By this period his fame as a composer was at its height. He had published four books of trio sonatas in the years up to 1694 and in 1700 a set of sonatas for solo violin and continuo appeared. Their influence was enormous, and indeed this corpus formed the basic repertoire of the violinists of the next generation, notably Locatelli, Geminiani, Dubourg (Handel's leader for operas and oratorios) and Castrucci. Nevertheless, it seems that in his later years, the younger virtuosi outpassed him in both technique and stylistic knowledge. About 1701 he visited Naples, to be astonished that the players of the royal orchestra could read his concertos at sight almost as well as his own orchestra in Rome could play them after rehearsing, and on the same visit, a passage in a masque by A. Scarlatti which went up to a high F proved too difficult for him - but not for the local leader! There is also the famous story told by Handel's biographer, John Mainwaring, which tells that Arcangelo Corelli, leading the orchestra in the overture to the German's oratorio The Triumph of Time, annoyed him so much that Handel snatched the violin from Arcangelo Corelli's hands to show him how it went: to which Arcangelo Corelli replied, 'But, my dear Saxon, this music is in the French style, which I do not understand.' The French style involved double dotting and notes inegales, and was now common throughout Europe (Bach frequently used it), so this suggests a by now insular attitude on Arcangelo Corelli's part.

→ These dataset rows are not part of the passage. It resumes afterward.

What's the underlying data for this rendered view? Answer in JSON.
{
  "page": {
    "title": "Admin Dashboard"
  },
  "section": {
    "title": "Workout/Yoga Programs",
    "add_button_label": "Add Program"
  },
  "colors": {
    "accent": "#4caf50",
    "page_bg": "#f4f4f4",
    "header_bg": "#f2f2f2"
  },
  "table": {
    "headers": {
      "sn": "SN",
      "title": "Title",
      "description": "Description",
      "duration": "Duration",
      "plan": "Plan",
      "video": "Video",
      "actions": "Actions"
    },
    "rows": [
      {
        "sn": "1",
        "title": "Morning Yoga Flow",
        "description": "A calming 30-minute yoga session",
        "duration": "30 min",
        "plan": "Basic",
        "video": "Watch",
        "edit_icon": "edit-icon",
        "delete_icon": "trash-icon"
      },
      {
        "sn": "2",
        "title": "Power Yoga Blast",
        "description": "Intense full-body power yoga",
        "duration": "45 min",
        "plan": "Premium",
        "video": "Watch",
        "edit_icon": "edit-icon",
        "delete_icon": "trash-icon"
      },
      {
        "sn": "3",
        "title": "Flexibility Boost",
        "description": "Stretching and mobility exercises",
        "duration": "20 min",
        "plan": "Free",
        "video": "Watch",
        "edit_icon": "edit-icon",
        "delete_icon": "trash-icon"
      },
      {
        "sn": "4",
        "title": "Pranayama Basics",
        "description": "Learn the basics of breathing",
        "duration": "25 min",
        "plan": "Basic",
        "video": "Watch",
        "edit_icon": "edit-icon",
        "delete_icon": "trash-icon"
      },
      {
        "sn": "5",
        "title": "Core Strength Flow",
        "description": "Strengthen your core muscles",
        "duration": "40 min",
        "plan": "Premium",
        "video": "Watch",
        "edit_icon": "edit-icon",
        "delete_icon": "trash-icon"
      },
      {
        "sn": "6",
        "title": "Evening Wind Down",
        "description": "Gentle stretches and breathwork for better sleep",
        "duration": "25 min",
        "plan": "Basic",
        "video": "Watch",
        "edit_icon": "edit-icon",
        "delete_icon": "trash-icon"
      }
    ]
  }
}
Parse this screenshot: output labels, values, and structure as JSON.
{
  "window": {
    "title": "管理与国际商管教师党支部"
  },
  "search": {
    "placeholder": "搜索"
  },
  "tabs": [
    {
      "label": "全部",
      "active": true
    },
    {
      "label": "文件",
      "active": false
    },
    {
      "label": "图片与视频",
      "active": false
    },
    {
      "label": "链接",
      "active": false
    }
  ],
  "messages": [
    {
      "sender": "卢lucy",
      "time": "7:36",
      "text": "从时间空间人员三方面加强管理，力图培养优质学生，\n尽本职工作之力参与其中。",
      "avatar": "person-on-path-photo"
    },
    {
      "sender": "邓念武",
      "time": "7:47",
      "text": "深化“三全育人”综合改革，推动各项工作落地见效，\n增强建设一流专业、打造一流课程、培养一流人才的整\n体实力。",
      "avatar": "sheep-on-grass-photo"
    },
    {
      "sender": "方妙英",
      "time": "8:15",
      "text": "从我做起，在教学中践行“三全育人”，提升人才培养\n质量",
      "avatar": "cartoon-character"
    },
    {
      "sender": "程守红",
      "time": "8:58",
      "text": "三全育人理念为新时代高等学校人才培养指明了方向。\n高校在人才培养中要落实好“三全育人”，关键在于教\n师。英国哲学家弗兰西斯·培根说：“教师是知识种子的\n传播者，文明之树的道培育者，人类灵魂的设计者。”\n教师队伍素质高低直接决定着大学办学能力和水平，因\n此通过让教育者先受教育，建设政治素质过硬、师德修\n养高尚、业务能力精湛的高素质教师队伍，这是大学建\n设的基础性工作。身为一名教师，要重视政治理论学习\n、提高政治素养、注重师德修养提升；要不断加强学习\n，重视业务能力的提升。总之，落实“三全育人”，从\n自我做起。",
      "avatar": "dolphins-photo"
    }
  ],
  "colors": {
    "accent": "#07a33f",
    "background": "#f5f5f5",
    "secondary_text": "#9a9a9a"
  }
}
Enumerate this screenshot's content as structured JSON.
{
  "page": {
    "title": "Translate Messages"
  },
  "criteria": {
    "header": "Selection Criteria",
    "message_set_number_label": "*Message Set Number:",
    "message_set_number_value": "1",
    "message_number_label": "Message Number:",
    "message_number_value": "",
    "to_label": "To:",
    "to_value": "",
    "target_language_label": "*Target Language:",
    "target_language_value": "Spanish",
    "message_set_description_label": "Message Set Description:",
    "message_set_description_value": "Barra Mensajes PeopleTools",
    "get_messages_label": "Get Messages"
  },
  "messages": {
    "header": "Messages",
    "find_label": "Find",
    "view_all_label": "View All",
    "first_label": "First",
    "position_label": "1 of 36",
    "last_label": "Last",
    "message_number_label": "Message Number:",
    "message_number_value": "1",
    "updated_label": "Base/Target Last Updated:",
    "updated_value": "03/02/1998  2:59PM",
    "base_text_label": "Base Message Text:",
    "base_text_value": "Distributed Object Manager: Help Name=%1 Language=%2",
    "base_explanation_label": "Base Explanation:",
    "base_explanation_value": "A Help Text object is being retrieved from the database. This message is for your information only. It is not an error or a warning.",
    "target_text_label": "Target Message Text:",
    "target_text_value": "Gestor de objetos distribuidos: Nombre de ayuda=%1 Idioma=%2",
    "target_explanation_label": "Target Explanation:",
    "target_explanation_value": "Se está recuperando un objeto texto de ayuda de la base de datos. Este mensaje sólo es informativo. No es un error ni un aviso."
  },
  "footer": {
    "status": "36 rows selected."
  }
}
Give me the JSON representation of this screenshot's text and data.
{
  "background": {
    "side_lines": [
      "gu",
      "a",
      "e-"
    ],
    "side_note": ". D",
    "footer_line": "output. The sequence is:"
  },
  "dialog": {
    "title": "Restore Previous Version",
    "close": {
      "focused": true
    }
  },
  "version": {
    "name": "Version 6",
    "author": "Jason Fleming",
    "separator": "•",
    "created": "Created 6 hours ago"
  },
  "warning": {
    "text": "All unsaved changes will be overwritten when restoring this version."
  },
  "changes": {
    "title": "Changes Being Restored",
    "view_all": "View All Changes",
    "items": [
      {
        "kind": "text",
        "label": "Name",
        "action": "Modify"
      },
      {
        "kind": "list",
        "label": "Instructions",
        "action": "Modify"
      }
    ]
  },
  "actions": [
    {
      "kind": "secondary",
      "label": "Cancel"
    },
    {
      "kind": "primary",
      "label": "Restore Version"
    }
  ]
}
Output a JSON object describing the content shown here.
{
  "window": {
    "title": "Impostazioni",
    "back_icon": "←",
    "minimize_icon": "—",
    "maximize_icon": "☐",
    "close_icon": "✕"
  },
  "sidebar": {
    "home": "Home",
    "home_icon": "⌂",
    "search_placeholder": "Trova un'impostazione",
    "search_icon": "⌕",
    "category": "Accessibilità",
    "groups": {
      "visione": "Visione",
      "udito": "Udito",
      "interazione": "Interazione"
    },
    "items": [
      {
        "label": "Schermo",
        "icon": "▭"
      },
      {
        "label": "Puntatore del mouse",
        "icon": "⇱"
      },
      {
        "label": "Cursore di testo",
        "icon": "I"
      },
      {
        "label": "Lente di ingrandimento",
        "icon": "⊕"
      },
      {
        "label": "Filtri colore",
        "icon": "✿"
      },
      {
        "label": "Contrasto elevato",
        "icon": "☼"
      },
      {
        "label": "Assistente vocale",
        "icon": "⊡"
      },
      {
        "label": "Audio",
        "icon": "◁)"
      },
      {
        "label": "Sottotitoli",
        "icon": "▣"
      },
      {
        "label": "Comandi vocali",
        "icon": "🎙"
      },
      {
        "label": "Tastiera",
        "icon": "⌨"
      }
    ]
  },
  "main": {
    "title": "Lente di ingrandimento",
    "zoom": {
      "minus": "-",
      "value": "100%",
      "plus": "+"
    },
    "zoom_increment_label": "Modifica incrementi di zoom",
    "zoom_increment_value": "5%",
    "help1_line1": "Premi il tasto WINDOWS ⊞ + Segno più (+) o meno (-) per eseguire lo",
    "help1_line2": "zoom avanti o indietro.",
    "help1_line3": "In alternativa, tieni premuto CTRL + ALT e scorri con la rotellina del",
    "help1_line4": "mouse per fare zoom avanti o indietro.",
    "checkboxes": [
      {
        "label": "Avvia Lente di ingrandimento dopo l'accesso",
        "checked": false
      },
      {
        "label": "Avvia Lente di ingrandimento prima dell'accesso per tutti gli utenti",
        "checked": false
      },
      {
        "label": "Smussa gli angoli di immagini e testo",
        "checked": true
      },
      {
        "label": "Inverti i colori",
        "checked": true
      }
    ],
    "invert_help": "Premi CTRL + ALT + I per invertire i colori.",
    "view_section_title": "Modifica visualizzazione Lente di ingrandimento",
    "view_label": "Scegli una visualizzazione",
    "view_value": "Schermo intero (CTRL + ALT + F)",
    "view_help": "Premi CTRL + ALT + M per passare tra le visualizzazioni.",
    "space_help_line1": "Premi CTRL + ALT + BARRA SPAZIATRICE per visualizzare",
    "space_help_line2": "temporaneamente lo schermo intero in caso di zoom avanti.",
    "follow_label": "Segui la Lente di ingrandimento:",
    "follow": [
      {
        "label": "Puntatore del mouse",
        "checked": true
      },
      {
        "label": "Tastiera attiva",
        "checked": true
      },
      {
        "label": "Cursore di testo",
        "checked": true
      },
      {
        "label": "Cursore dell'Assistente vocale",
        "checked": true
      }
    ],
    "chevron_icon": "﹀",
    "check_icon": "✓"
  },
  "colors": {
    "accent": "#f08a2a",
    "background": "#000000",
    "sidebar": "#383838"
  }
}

Nevertheless, when an ill-founded rumour circulated in 1708 that Arcangelo Corelli had died, Arcangelo Corelli was mourned by no less a person than one of the Electors of the Holy Roman Emperors. He gave up playing in public about 1710, and two years later became seriously ill. In January 1713, he made his last will, and died on the night of the 8th of that month. He was widely mourned, his patron Cardinal Ottoboni ordering that he should be placed in a triple bier of lead, cypress and chestnut wood and laid in a tomb of marble in the church of the Rotunda in Rome (today known by its former title, the Pantheon). He died a relatively rich man, with a capital of about £6,000 (a substantial sum in the 1 8th century - according to the estimates of Burney - and a collection of over one hundred paintings, including a Breughel and some landscapes by Poussin. One of his violins may have been a Stradivarius, and he also owned an 'old violoncello', a two-manual harpsichord and a violone. He also left the Concertos of Op.6 to be published by a pupil, Fornari, and these, his most famous works, were issued in 1714. His compositions were among the most popular of the 18th century and continued in the repertoire, especially in England, for over seventy years.